Teneke çalmak deyimi halk izanında birinin zor gününden muştu duymak anlamındadır. Etrafımıza şöyle alıcı bir gözle baktığımızda ne kadar da çok insan teneke çalmaya devam ediyor.

Doğu ve Güneydoğu'da vatan evlatları toprağa bir gül misali canını kondurduğunda başka kızgınlıkların tesiriyle teneke çalanları açık düşmanlardan daha haysiyetsiz daha alçak daha şerefsiz buluyorum.

Neymiş, bütün bu olanların müsebbibi onlarmış da o nedenle teneke çalıyorlarmış. Benim ilk gençlik çağımda Kıbrıs Barış Harekatı yapıldı. Komşularımızın evinde radyo olmadığından ajans(haber) dinlemek için bizim eve gelen insanlar hiçbir ayrımcılık hissetmeden Türk askerinin muzaffer olması için dua ederdiler.

Oysaki iktidarda CHP-MSP koalisyon hükümeti vardı. AP ve Güven Partisi gibi bazı partiler muhalefetteydi. Muhalefette olanlar 'ülkeyi bunlar savaş koşullarına soktu' diyerek Kıbrıs Barış Harekâtı’na karşı teneke çalmadılar. Siyasetin bütün yelpazeleri ordumuzun muzaffer olması için tek yürek niyazdaydılar.

Peki bugün bu tenekeciler nereden çıktı?

Bunlar milli ordunun dün Cerablus'ta bugün Afrin'de bütün emperyalist emellere set çekmesine bile çeşitli kulpler takarak teneke çalıyorlar.

Etrafınıza iyi bakın, söylemlerin ardındaki gerçeği deşifre ettiğinizde bu tenekecileri yakinen tanıyacaksınız.

Teneke çalanların siyasi yelpazesine baktığımızda her çeşniden adamların olduğunu da göreceksiniz. Zihniyetinde kişi nefreti ile ülke menfaati arasındaki balansı kontrel edecek olgunluk ve yetkinlikte bir türlü olamayanlar, hangi anlayışın borazanı olurlarsa olsunlar ortak tavır olarak tenekeci olabiliyorlar.

Bütün tenekecilere ve açık bölücü olanlara inat bu millet, prangalarını parçalayıp ebediyen söylenen bir kelam gibi asla bölünmeyeceğiz diyebilecektir. Demekle de kalmayıp Türk milletinin menfaatine hangi netice lazımsa onu da tecelli ettirecektir.

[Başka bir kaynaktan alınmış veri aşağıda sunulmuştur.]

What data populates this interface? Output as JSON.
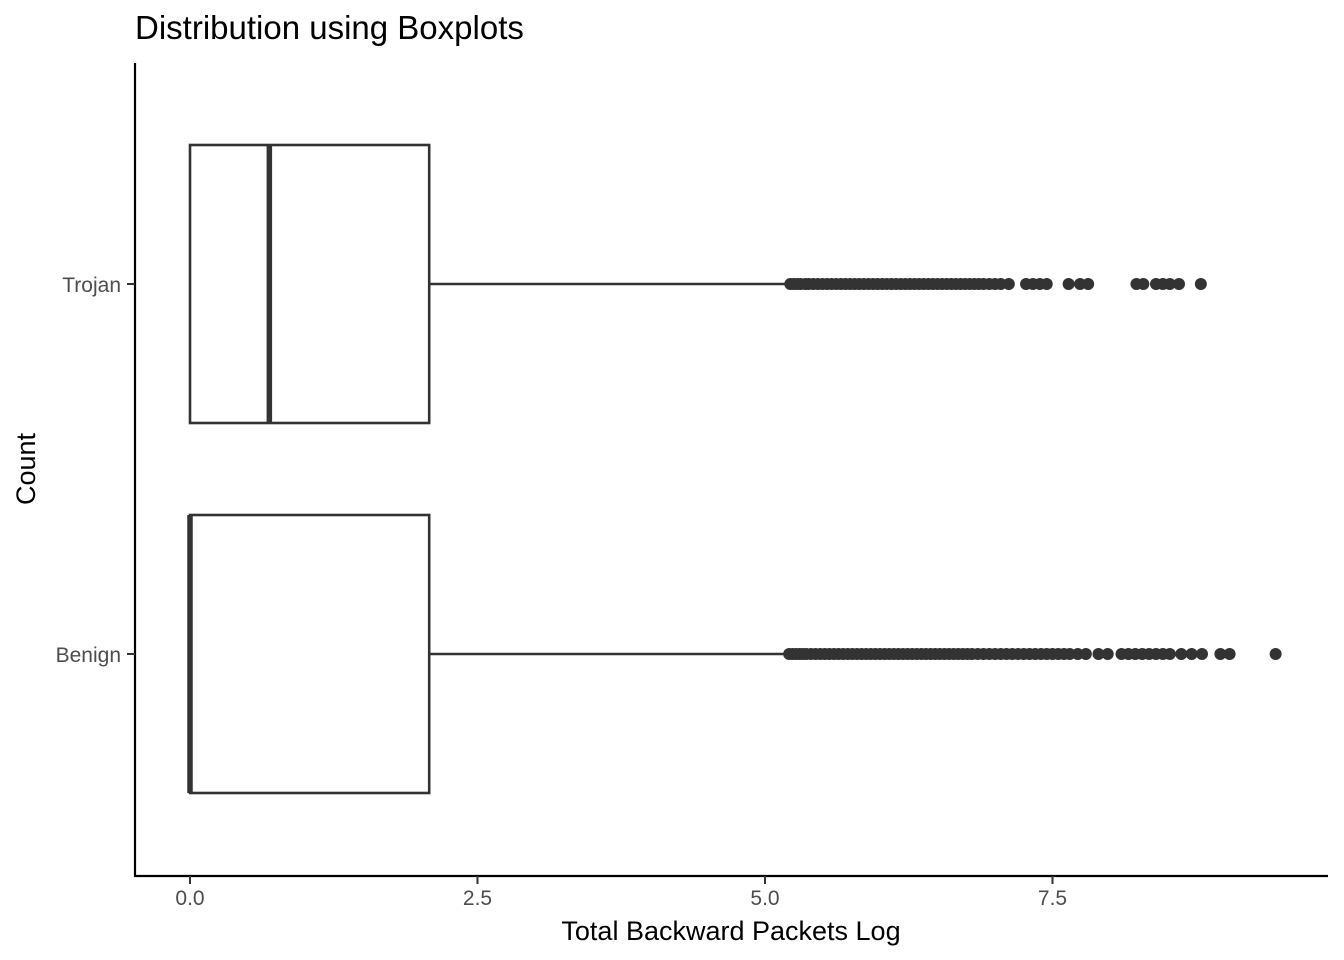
{
  "chart_data": {
    "type": "boxplot",
    "orientation": "horizontal",
    "title": "Distribution using Boxplots",
    "xlabel": "Total Backward Packets Log",
    "ylabel": "Count",
    "xlim": [
      -0.47,
      9.8
    ],
    "x_ticks": [
      {
        "value": 0,
        "label": "0.0"
      },
      {
        "value": 2.5,
        "label": "2.5"
      },
      {
        "value": 5,
        "label": "5.0"
      },
      {
        "value": 7.5,
        "label": "7.5"
      }
    ],
    "categories": [
      "Trojan",
      "Benign"
    ],
    "grid": false,
    "legend": "none",
    "series": [
      {
        "category": "Trojan",
        "min": 0,
        "q1": 0,
        "median": 0.69,
        "q3": 2.08,
        "whisker_high": 5.2,
        "outliers": [
          5.22,
          5.25,
          5.28,
          5.31,
          5.35,
          5.38,
          5.42,
          5.46,
          5.5,
          5.54,
          5.58,
          5.62,
          5.66,
          5.7,
          5.74,
          5.78,
          5.82,
          5.86,
          5.9,
          5.94,
          5.98,
          6.02,
          6.06,
          6.1,
          6.14,
          6.18,
          6.22,
          6.26,
          6.3,
          6.34,
          6.38,
          6.42,
          6.46,
          6.5,
          6.54,
          6.58,
          6.62,
          6.66,
          6.7,
          6.74,
          6.78,
          6.82,
          6.86,
          6.9,
          6.95,
          7.0,
          7.05,
          7.12,
          7.27,
          7.33,
          7.39,
          7.45,
          7.64,
          7.74,
          7.81,
          8.23,
          8.29,
          8.4,
          8.46,
          8.52,
          8.6,
          8.79
        ]
      },
      {
        "category": "Benign",
        "min": 0,
        "q1": 0,
        "median": 0,
        "q3": 2.08,
        "whisker_high": 5.2,
        "outliers": [
          5.21,
          5.24,
          5.27,
          5.3,
          5.33,
          5.36,
          5.4,
          5.44,
          5.48,
          5.52,
          5.56,
          5.6,
          5.64,
          5.68,
          5.72,
          5.76,
          5.8,
          5.84,
          5.88,
          5.92,
          5.96,
          6.0,
          6.04,
          6.08,
          6.12,
          6.16,
          6.2,
          6.24,
          6.28,
          6.32,
          6.36,
          6.4,
          6.44,
          6.48,
          6.52,
          6.56,
          6.6,
          6.64,
          6.68,
          6.72,
          6.76,
          6.8,
          6.85,
          6.9,
          6.95,
          7.0,
          7.05,
          7.1,
          7.15,
          7.2,
          7.25,
          7.3,
          7.35,
          7.4,
          7.45,
          7.5,
          7.55,
          7.6,
          7.65,
          7.72,
          7.79,
          7.9,
          7.98,
          8.1,
          8.16,
          8.22,
          8.28,
          8.34,
          8.4,
          8.46,
          8.52,
          8.62,
          8.71,
          8.8,
          8.96,
          9.04,
          9.44
        ]
      }
    ]
  }
}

Yeter ki biz tenekecilerin gürültüsünden yılıp pes etmeyelim. Onlar rahmetli Attila İlhan'ın memleketteki hain kotası ile ilgili değerlendirmesinin adresindedirler. Bizim o adreste işimiz olmaz. Gerçek vatanseverler günlük arzuların kumpasına düşüp büyük resmi iyi görmek durumundadırlar.

Bilge Kağan'ın bin dört yüz sene öteden gelen "Ey Türk titre ve kendine dön" çığlığının idrakine hepimiz varmışızdır umarım.